Minha barriga estava começando a roncar, talvez por não ter comido nada o dia todo. Eu não sentia fome, estava preocupada demais com Zabdiel. E além do mais, não queria sair do seu lado.

Noemi estava sentada na cama de Zabdiel e fazia carinho em seu cabelo, que estava todo despenteado. Ela tirou de sua bolsa uma escova pequena e começou a cuidadosamente penteador os fios descoloridos do cabelo do filho.

Resolvi que talvez a hora de ir embora tinha chego. Eu não queria, mas não havia mais nada que eu pudesse fazer ali. Noemi me olhava com desconfiança e com razão.

— Noemi, eu... — Pigareteei — Eu vou na cafeteira pegar alguma coisa para comer. Você quer alguma coisa?

— Não. — Me respondeu sem tirar os olhos do filho — Obrigada.

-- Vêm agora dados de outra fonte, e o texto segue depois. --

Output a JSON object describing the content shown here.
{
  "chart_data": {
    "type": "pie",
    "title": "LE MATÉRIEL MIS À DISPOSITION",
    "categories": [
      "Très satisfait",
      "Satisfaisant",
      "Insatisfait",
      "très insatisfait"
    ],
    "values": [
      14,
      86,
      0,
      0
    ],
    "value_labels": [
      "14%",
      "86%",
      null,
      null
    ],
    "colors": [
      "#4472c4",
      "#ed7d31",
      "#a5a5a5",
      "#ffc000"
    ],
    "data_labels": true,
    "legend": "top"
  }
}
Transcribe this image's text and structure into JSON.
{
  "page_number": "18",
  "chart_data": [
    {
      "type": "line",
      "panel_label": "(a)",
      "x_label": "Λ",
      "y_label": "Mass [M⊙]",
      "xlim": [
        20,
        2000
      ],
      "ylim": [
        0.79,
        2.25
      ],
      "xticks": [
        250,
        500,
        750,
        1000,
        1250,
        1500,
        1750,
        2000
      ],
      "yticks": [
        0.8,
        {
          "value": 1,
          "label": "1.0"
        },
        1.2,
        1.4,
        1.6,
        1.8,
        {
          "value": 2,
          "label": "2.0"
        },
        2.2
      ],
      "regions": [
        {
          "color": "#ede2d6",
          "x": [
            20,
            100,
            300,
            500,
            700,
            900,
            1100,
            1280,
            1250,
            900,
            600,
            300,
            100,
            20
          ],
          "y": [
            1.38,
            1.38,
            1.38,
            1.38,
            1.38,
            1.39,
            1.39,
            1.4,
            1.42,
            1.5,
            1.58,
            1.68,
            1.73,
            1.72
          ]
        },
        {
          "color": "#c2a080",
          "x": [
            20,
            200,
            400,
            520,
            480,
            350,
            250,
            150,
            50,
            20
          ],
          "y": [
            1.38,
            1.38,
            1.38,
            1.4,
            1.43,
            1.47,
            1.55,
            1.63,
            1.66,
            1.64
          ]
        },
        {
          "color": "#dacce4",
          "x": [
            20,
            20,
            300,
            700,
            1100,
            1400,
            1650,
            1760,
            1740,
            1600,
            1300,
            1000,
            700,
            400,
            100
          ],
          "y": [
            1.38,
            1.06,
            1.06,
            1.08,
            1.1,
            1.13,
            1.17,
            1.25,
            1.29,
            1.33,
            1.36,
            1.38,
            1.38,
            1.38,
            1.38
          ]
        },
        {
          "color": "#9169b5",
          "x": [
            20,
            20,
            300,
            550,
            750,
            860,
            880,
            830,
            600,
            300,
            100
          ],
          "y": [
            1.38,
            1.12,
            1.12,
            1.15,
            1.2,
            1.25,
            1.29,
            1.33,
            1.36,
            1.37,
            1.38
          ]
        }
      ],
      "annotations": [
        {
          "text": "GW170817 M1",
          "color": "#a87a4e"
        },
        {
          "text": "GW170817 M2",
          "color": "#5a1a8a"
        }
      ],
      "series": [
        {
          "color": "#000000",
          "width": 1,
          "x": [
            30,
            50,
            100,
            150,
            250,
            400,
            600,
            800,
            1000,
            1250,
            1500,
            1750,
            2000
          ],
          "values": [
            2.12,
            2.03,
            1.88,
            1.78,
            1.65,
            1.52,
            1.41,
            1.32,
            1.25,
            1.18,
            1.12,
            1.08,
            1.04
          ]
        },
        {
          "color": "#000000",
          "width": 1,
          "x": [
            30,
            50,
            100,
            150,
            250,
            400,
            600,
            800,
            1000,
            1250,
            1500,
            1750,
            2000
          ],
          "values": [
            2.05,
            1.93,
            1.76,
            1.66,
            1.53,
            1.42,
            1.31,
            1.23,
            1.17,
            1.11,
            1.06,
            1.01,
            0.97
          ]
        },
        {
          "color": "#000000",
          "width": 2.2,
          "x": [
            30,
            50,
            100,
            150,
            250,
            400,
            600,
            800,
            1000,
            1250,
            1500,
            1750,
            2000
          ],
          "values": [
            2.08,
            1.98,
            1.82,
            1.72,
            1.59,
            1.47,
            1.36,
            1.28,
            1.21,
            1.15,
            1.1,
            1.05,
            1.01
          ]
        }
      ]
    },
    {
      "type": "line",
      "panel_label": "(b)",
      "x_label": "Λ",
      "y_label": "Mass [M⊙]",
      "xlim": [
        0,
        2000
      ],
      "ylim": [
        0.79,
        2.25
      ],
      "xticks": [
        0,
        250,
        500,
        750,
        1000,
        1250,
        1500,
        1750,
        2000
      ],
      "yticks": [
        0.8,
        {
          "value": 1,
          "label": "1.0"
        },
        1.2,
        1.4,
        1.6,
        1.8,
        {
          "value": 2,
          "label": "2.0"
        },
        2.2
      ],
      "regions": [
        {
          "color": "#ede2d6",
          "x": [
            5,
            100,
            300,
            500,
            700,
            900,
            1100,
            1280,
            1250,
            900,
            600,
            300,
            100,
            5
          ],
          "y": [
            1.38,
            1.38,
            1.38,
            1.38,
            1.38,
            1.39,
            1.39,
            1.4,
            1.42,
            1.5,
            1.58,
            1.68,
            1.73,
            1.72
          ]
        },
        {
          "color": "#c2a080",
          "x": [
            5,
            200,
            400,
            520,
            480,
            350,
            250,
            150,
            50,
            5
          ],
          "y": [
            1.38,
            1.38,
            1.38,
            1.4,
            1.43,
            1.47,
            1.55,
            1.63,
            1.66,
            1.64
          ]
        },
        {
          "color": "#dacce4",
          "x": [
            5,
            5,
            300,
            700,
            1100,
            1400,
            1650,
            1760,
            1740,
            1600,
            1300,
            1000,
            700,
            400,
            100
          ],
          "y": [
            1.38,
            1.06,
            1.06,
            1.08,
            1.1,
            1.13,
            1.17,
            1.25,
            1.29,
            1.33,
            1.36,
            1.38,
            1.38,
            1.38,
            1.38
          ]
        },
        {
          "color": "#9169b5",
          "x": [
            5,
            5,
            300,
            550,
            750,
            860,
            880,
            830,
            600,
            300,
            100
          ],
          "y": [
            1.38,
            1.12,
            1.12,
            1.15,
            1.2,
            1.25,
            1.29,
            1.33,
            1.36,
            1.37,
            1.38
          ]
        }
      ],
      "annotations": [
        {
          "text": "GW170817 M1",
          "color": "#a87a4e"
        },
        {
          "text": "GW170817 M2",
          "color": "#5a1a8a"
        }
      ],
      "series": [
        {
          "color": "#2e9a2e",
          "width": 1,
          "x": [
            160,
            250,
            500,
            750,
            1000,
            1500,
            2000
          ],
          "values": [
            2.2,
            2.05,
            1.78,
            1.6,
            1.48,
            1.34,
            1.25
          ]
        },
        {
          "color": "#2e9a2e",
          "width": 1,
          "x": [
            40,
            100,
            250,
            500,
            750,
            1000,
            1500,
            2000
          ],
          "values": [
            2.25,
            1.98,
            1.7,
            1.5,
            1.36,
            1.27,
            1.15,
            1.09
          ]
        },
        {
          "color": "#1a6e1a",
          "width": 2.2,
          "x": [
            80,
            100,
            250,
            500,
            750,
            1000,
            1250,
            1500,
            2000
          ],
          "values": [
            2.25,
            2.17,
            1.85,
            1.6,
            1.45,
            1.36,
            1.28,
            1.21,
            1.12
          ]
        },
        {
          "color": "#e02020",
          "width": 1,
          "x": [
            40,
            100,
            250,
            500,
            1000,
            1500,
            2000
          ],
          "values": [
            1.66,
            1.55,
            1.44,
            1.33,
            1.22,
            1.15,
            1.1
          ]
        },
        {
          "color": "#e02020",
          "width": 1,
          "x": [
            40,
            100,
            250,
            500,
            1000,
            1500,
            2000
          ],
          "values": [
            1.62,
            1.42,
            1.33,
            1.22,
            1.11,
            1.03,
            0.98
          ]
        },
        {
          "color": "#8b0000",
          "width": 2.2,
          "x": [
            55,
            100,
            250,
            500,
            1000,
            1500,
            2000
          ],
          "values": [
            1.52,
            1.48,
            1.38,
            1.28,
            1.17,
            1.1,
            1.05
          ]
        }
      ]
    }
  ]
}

— Há alguma coisa que posso fazer por você, Noemi? — Me atrevi a chama-lá pelo primeiro nome. Eu realmente não sabia o que fazer e muito menos como agir. Era como se eu fosse uma... intrusa. E eu era. 

— Você pode começar me explicando o que aconteceu e como você o trouxe sozinha para cá. —Ela me respondeu com um tom hostil, mas não a culpo. Ela está em seu direito. 

Sentei na poltrona que eu podia jurar ter o formato das minhas nádegas e respirei fundo. Eu não sabia como começar a contar sobre o acidente de Zabdiel. Ela continuava me olhando e esperando por uma resposta. 

Direcionei meu olhar a ela e fechei os olhos por apenas alguns segundos. Eu teria que arrumar forças para contar a ela, eu só não sabia de onde tirar. Respirei mais uma vez e o som da minha voz saía tão baixo que eu mal podia escutar, mas pelo visto ela conseguia. 

Noemi prestava atenção em tudo que eu contava e não demonstrava reação nenhuma. Os seus olhos permaneciam fixos ao cabelo de Zabdiel, enquanto ela os penteava de um jeito materno que não consigo descrever. 

— Eu liguei para a emergência no mesmo segundo que percebi que ele estava desacordado. Vim com ele de ambulância para cá, é óbvio. Ah, eles me entregaram isso - levantei da poltrona para pegar minha bolsa que estava jogada em um dos cantos do quarto. Peguei a bandana que haviam me entregue e a estendi para que Noemi pegasse — Era a bandana que ele estava usando no braço quando tudo aconteceu. Bom, depois disso, eu não sei nada a mais que os médicos já disseram. 

Ela permaneceu calada durante pelo menos dez minutos. O clima estava pesado e eu ouvia somente o som das nossas respirações carregadas. 

O silêncio foi quebrado por parte dela.

— Eu só acho estranho o fato dele nunca ter mencionado ter uma namorada. — Noemi me olhou novamente e eu pude sentir a desconfiança em sua voz. Ela não estava errada. 

Eu não a respondi porque não tinha o que eu dizer naquele momento. Eu não iria mentir para ela em uma situação tão delicada quanto essa. Se eu precisasse falar alguma coisa, seria a verdade.

— Mas tudo bem, eu acho. — Ela mesmo respondeu sua pergunta — Nós estávamos um pouco distantes por causa do trabalho. E se vocês estavam juntos durante uma mini férias que ele teve, acho que é porque te ama. 

Senti uma pontada no meu peito e meu estômago embrulhou. 

Eu apenas concordei com a cabeça e me levantei. Percebi Noemi limpando as lágrimas que escorriam pelo seu rosto e eu tive a sensação de que eu não deveria estar ali. Não era justo.

Saí do quarto com a certeza de que não voltaria mais. Zabdiel ficaria bem, disso eu tinha certeza.